2020 - New natural agonists of the transient receptor potential Ankyrin 1 (TRPA1) channel
Port-a-Patch publication in Nature Scientific Reports (2020)
Legrand C., Merlini J.M., de Senarclens‑Bezençon C., Michlig S.
Nature Scientific Reports (2020) doi.org/10.1038/s41598-020-68013-2
The transient receptor potential (TRP) channels family are cationic channels involved in various physiological processes as pain, inflammation, metabolism, swallowing function, gut motility, thermoregulation or adipogenesis. In the oral cavity, TRP channels are involved in chemesthesis, the sensory chemical transduction of spicy ingredients. Among them, TRPA1 is activated by natural molecules producing pungent, tingling or irritating sensations during their consumption. TRPA1 can be activated by different chemicals found in plants or spices such as the electrophiles isothiocyanates, thiosulfinates or unsaturated aldehydes. TRPA1 has been as well associated to various physiological mechanisms like gut motility, inflammation or pain. Cinnamaldehyde, its well known potent agonist from cinnamon, is reported to impact metabolism and exert anti-obesity and anti-hyperglycemic effects.
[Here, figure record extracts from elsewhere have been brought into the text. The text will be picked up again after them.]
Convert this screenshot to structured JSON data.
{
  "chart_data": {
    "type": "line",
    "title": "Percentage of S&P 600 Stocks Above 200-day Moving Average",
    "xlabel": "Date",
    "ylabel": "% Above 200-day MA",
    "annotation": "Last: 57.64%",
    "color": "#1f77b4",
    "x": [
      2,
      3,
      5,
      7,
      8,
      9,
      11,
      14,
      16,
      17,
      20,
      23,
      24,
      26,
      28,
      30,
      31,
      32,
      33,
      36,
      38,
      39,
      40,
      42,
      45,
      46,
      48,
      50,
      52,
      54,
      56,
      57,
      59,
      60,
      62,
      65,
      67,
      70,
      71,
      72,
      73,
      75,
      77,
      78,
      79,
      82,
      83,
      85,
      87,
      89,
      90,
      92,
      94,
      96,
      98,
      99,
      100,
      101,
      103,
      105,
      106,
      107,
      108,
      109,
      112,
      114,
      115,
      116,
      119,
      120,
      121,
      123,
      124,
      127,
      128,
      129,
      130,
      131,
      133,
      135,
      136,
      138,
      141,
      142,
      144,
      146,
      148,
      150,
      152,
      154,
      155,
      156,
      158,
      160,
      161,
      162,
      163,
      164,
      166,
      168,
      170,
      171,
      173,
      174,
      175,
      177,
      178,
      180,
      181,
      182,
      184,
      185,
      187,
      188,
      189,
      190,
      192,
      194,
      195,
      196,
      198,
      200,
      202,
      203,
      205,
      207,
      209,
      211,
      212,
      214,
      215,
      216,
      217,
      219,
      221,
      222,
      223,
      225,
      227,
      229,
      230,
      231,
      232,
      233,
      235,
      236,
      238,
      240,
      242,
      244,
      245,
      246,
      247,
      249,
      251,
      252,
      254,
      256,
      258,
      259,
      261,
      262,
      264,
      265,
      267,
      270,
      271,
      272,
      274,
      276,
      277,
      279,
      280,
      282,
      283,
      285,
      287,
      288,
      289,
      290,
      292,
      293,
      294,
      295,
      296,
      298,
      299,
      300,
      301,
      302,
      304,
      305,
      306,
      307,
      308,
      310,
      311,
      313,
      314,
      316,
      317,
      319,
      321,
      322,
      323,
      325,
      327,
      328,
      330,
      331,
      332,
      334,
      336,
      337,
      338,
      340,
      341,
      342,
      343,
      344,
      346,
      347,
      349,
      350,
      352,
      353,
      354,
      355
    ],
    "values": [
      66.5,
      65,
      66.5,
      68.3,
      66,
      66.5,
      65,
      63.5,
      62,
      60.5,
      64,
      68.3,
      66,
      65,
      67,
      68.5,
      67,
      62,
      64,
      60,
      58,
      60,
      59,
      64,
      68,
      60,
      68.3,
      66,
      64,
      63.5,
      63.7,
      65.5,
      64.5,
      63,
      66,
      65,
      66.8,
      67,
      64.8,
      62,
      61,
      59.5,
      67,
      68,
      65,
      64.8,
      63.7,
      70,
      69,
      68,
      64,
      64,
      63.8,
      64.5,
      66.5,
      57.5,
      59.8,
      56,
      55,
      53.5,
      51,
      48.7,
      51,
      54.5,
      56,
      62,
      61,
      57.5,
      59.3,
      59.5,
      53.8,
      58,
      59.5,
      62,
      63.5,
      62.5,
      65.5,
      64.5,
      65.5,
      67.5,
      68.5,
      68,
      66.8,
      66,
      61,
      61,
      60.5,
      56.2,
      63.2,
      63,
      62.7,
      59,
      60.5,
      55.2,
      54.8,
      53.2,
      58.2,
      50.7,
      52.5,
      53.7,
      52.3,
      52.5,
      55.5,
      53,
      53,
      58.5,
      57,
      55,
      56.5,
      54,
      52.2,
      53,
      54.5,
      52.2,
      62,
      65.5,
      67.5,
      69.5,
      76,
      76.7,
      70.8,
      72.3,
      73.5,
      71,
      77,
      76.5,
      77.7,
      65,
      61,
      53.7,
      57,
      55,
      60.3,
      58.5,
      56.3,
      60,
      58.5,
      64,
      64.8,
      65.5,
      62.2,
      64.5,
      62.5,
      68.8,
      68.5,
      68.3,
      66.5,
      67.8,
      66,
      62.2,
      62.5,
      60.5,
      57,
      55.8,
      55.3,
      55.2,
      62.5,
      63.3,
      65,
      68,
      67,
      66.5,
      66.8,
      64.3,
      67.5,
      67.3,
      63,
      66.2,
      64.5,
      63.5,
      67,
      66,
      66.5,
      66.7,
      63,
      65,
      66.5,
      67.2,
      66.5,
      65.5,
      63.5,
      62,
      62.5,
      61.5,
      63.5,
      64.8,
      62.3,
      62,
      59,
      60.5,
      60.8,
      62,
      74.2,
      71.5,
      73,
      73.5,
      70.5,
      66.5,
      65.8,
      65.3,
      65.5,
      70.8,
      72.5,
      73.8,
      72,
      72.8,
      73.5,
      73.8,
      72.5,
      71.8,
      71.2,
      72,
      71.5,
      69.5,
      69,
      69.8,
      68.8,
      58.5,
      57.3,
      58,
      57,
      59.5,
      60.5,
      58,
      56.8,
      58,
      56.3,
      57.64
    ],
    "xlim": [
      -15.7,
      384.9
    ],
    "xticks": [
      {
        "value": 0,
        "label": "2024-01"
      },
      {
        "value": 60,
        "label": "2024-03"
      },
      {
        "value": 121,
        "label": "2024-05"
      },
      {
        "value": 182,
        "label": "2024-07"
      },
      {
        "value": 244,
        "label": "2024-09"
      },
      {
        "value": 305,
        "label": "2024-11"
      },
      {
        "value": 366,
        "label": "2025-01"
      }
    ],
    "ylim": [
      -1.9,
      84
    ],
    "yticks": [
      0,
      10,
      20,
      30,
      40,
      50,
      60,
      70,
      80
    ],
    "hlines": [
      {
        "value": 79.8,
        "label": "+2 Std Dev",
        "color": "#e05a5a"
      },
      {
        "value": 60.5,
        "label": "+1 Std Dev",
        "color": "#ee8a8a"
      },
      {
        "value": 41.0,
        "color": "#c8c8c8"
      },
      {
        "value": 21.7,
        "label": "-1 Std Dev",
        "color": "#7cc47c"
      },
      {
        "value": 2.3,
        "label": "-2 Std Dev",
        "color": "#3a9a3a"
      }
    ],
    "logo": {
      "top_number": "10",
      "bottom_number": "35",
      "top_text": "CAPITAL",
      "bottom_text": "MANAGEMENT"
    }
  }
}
Recently, a structurally similar molecule to cinnamaldehyde, cuminaldehyde was shown to possess anti-obesity and anti-hyperglycemic effect as well. We hypothesized that both cinnamaldehyde and cuminaldehyde might exert this metabolic effects through TRPA1 activation and evaluated the impact of cuminaldehyde on TRPA1. The results presented here show that cuminaldehyde activates TRPA1 as well. Additionally, a new natural agonist of TRPA1, tiglic aldehyde, was identified and p-anisaldehyde confirmed.